Siatkarze z Kamieńca poczuli w końcu smak zwycięstwa. Następny mecz III ligi w styczniu

2015-12-17 10:27:01(ost. akt: 2015-12-17 10:37:04)

Autor zdjęcia: Agnieszka Szelbracikowska

Po dwóch wyjazdowych, przegranych meczach reprezentująca nas w III lidze siatkówki drużyna Pałacu Kamieniec wygrała na swoim parkiecie z zespołem Wenglorz Volley Lidzbark Warmiński.
CSiR Pałac Kamieniec — Wenglorz Volley Lidzbark Warmiński 3:1 (25:16, 27:25, 22:25, 25:21)

Skład CSiR Pałac Kamieniec:
Dawid Suski – kapitan, Marcin Szpindler, Łukasz Brzeziński, Tomasz Imiołczyk, Sebastian Suski, Tomasz Buszko, Tomasz Świstowski, Przemysław Wawer, Roman Rólkiewicz, Remigiusz Baliński, Szymon Wilemski, Robert Rólkiewicz, libero – Dawid Wasiewicz, Wojciech Wawer

Spotkanie trzeciej kolejki sezonu 2015/16 zostało rozegrane w hali Centrum Sportu i Rekreacji w Suszu. Drużyna z Lidzbarka zajmowała przed tym pojedynkiem trzecie miejsce, Pałac był czwarty w klasyfikacji.

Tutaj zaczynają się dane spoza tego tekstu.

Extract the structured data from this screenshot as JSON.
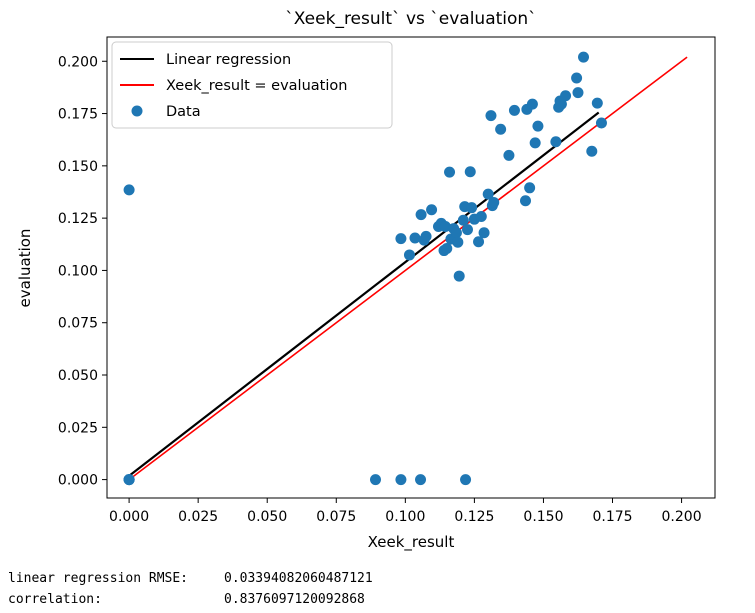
{
  "chart_data": {
    "type": "scatter",
    "title": "`Xeek_result` vs `evaluation`",
    "xlabel": "Xeek_result",
    "ylabel": "evaluation",
    "xlim": [
      -0.008,
      0.2121
    ],
    "ylim": [
      -0.0088,
      0.2116
    ],
    "xticks": [
      "0.000",
      "0.025",
      "0.050",
      "0.075",
      "0.100",
      "0.125",
      "0.150",
      "0.175",
      "0.200"
    ],
    "yticks": [
      "0.000",
      "0.025",
      "0.050",
      "0.075",
      "0.100",
      "0.125",
      "0.150",
      "0.175",
      "0.200"
    ],
    "grid": false,
    "legend_position": "top-left",
    "legend": [
      "Linear regression",
      "Xeek_result = evaluation",
      "Data"
    ],
    "colors": {
      "data": "#1f77b4",
      "regression": "#000000",
      "identity": "#ff0000"
    },
    "regression_line": {
      "x": [
        0.0,
        0.17
      ],
      "y": [
        0.0018,
        0.1755
      ]
    },
    "identity_line": {
      "x": [
        0.0,
        0.202
      ],
      "y": [
        0.0,
        0.202
      ]
    },
    "points": [
      [
        0.0,
        0.1385
      ],
      [
        0.0,
        0.0
      ],
      [
        0.0,
        0.0
      ],
      [
        0.0,
        0.0
      ],
      [
        0.0,
        0.0
      ],
      [
        0.0892,
        0.0
      ],
      [
        0.0984,
        0.0
      ],
      [
        0.1055,
        0.0
      ],
      [
        0.1218,
        0.0
      ],
      [
        0.0984,
        0.1152
      ],
      [
        0.1015,
        0.1074
      ],
      [
        0.1035,
        0.1155
      ],
      [
        0.1057,
        0.1267
      ],
      [
        0.1075,
        0.1163
      ],
      [
        0.1068,
        0.1145
      ],
      [
        0.1095,
        0.129
      ],
      [
        0.112,
        0.121
      ],
      [
        0.113,
        0.1225
      ],
      [
        0.114,
        0.1095
      ],
      [
        0.115,
        0.1105
      ],
      [
        0.1145,
        0.121
      ],
      [
        0.116,
        0.147
      ],
      [
        0.1165,
        0.115
      ],
      [
        0.1175,
        0.12
      ],
      [
        0.1185,
        0.118
      ],
      [
        0.1195,
        0.0973
      ],
      [
        0.119,
        0.1135
      ],
      [
        0.121,
        0.124
      ],
      [
        0.1215,
        0.1305
      ],
      [
        0.1225,
        0.1195
      ],
      [
        0.1235,
        0.1472
      ],
      [
        0.124,
        0.13
      ],
      [
        0.125,
        0.1245
      ],
      [
        0.1265,
        0.1137
      ],
      [
        0.1275,
        0.1258
      ],
      [
        0.1285,
        0.118
      ],
      [
        0.13,
        0.1365
      ],
      [
        0.131,
        0.174
      ],
      [
        0.1315,
        0.131
      ],
      [
        0.132,
        0.1325
      ],
      [
        0.1345,
        0.1675
      ],
      [
        0.1375,
        0.155
      ],
      [
        0.1395,
        0.1765
      ],
      [
        0.1435,
        0.1333
      ],
      [
        0.144,
        0.177
      ],
      [
        0.145,
        0.1395
      ],
      [
        0.146,
        0.1795
      ],
      [
        0.147,
        0.161
      ],
      [
        0.148,
        0.169
      ],
      [
        0.1545,
        0.1615
      ],
      [
        0.1555,
        0.178
      ],
      [
        0.156,
        0.181
      ],
      [
        0.1565,
        0.1795
      ],
      [
        0.158,
        0.1835
      ],
      [
        0.162,
        0.192
      ],
      [
        0.1625,
        0.185
      ],
      [
        0.1645,
        0.202
      ],
      [
        0.1675,
        0.157
      ],
      [
        0.1695,
        0.18
      ],
      [
        0.171,
        0.1705
      ]
    ]
  },
  "output": {
    "rmse_label": "linear regression RMSE:",
    "rmse_value": "0.03394082060487121",
    "corr_label": "correlation:",
    "corr_value": "0.8376097120092868"
  }
}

Spotkanie relacjonuje Piotr Zdzichowski z Kamieńca.
— Mecz rozpoczął się pod nasze dyktando. Od pierwszej piłki Pałac dominował na boisku. Zdobywając po kilka punktów w jednym ustawieniu odskoczył gościom na kilka oczek do końca pierwszego seta kontrolując wynik, wygrywając go pewnie do 16-tu — mówi działacz klubu siatkarskiego z gminy Susz.

W drugim secie Marzena Pietroczuk, trenerka ekipy z Kamieńca, dokonała kilku zmian w składzie i gra się wyrównała.
Raz jedna raz druga drużyna wychodziła na prowadzenie, ale w końcówce zawodnicy z Kamieńca uzyskali czteropunktową przewagę. Wydawało się, że zdobycie dwóch punktów to kwestia czasu. Tyle, że drużyna z Lidzbarka Warmińskiego wspięła się na wyżyny swoich umiejętności doprowadzając do remisu. Ostatecznie drugi set na przewagi wygrali gospodarze tego meczu.

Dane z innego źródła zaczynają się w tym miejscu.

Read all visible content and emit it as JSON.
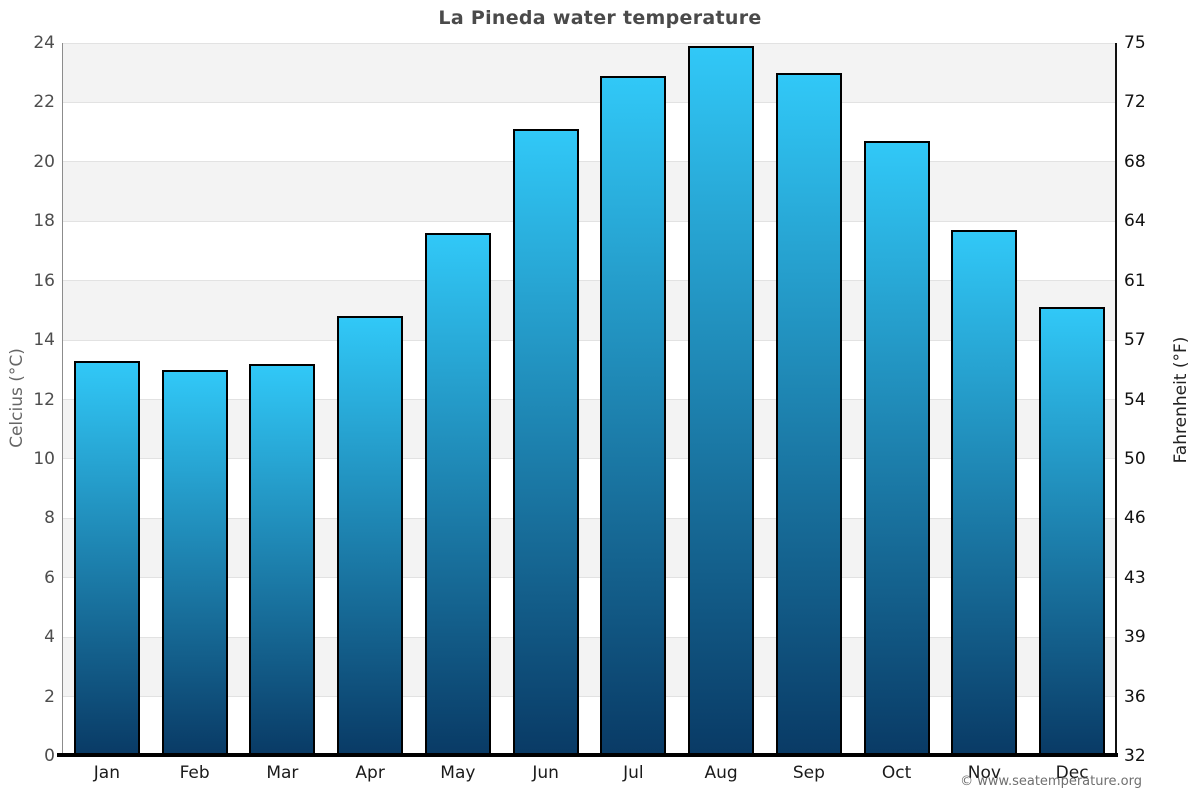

— W trzecim secie sytuacja bardzo podobna jak w drugim. Gra toczyła się w cyklu punkt za punkt.
Żadna z drużyn nie uzyskała większej przewagi niż dwa punkty. Więcej opanowania w grze zachowali goście i to oni wygrali seta. Czwarty set znowu grany był pod dyktando Pałacu. Większa koncentracja w grze przełożyła się na wynik. Kilka punktów przewagi utrzymywało się do końca seta. W końcówce goście zagrali bardzo ambitnie i zdobyli kilka punktów, które nie miały jednak większego znaczenia i nie wpłynęły na wynik meczu — dodaje Zdzichowski.

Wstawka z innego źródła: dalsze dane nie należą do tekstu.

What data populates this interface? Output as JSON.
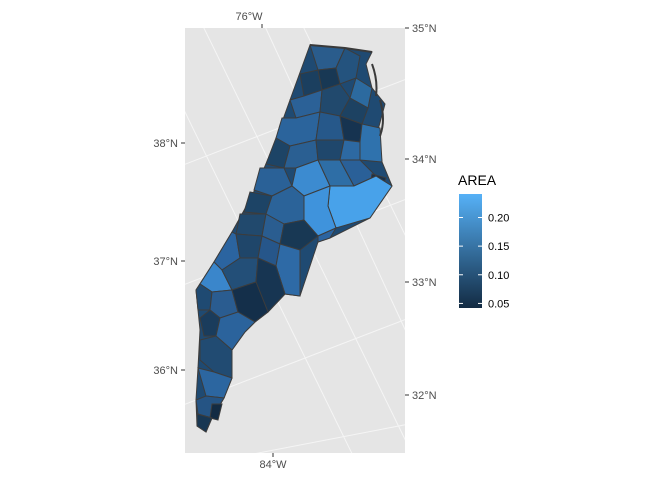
{
  "chart_data": {
    "type": "heatmap",
    "subtype": "choropleth-map",
    "title": "",
    "xlabel": "",
    "ylabel": "",
    "grid": true,
    "panel_background": "#e5e5e5",
    "region_border_color": "#4d4d4d",
    "color_scale": {
      "low": "#132b43",
      "high": "#56b1f7"
    },
    "axes": {
      "top": [
        "76°W"
      ],
      "bottom": [
        "84°W"
      ],
      "left": [
        "38°N",
        "37°N",
        "36°N"
      ],
      "right": [
        "35°N",
        "34°N",
        "33°N",
        "32°N"
      ]
    },
    "legend": {
      "title": "AREA",
      "placement": "right",
      "range": [
        0.042,
        0.241
      ],
      "breaks": [
        0.05,
        0.1,
        0.15,
        0.2
      ],
      "labels": [
        "0.05",
        "0.10",
        "0.15",
        "0.20"
      ]
    }
  }
}
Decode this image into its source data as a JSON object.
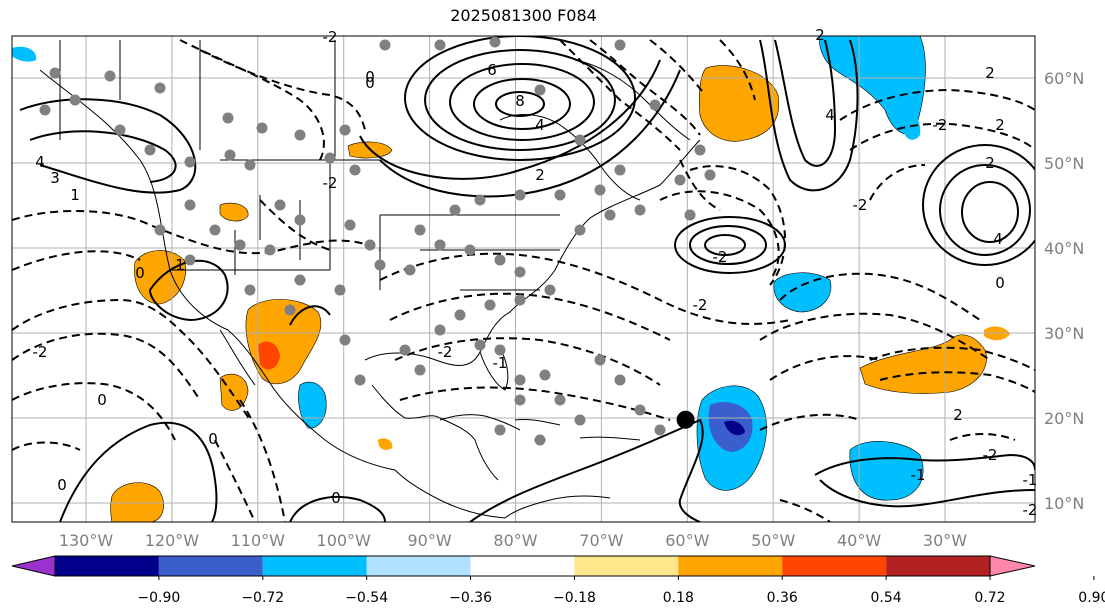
{
  "title": "2025081300 F084",
  "map": {
    "lon_labels": [
      "130°W",
      "120°W",
      "110°W",
      "100°W",
      "90°W",
      "80°W",
      "70°W",
      "60°W",
      "50°W",
      "40°W",
      "30°W"
    ],
    "lat_labels": [
      "60°N",
      "50°N",
      "40°N",
      "30°N",
      "20°N",
      "10°N"
    ],
    "contour_labels": [
      "8",
      "6",
      "4",
      "3",
      "4",
      "2",
      "0",
      "-2",
      "-2",
      "-2",
      "-2",
      "-2",
      "0",
      "2",
      "2",
      "2",
      "4",
      "4",
      "2",
      "0",
      "-1",
      "-2",
      "-1",
      "0",
      "0",
      "0",
      "-2",
      "2",
      "-2",
      "1",
      "-2",
      "-2",
      "0",
      "1",
      "0",
      "-1"
    ],
    "storm_marker": {
      "lon": -60.2,
      "lat": 19.8
    }
  },
  "colorbar": {
    "labels": [
      "−0.90",
      "−0.72",
      "−0.54",
      "−0.36",
      "−0.18",
      "0.18",
      "0.36",
      "0.54",
      "0.72",
      "0.90"
    ],
    "colors": [
      "#9b32cd",
      "#00008b",
      "#3a5fcd",
      "#00bfff",
      "#b0e2ff",
      "#ffffff",
      "#fde68c",
      "#ffa500",
      "#ff4500",
      "#b22222",
      "#ff88aa"
    ]
  }
}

Drużyna z Kamieńca zagrała dobry mecz. Zawodnicy Marzeny Pietroczuk skutecznie zagrali blokiem, przez który goście musieli przebijać się kilka razy w jednej akcji. Siatkarze Pałacu dobrze radzili sobie również w odbiorze, z którego rozgrywający mogli zrobić wszystko.
Mankamentem była natomiast zagrywka. Chyba jeszcze w żadnym meczu nasi zawodnicy nie zepsuli tylu piłek. Jedynym usprawiedliwieniem może być to, że były to zagrywki mocne ale i ryzykowne. Drużyna gości o dziwo dobrze odbierała mocne zagrywki a o wiele gorzej zagrywki stacjonarne. I z tego trzeba wyciągnąć wnioski — podsumowuje Zdzichowski.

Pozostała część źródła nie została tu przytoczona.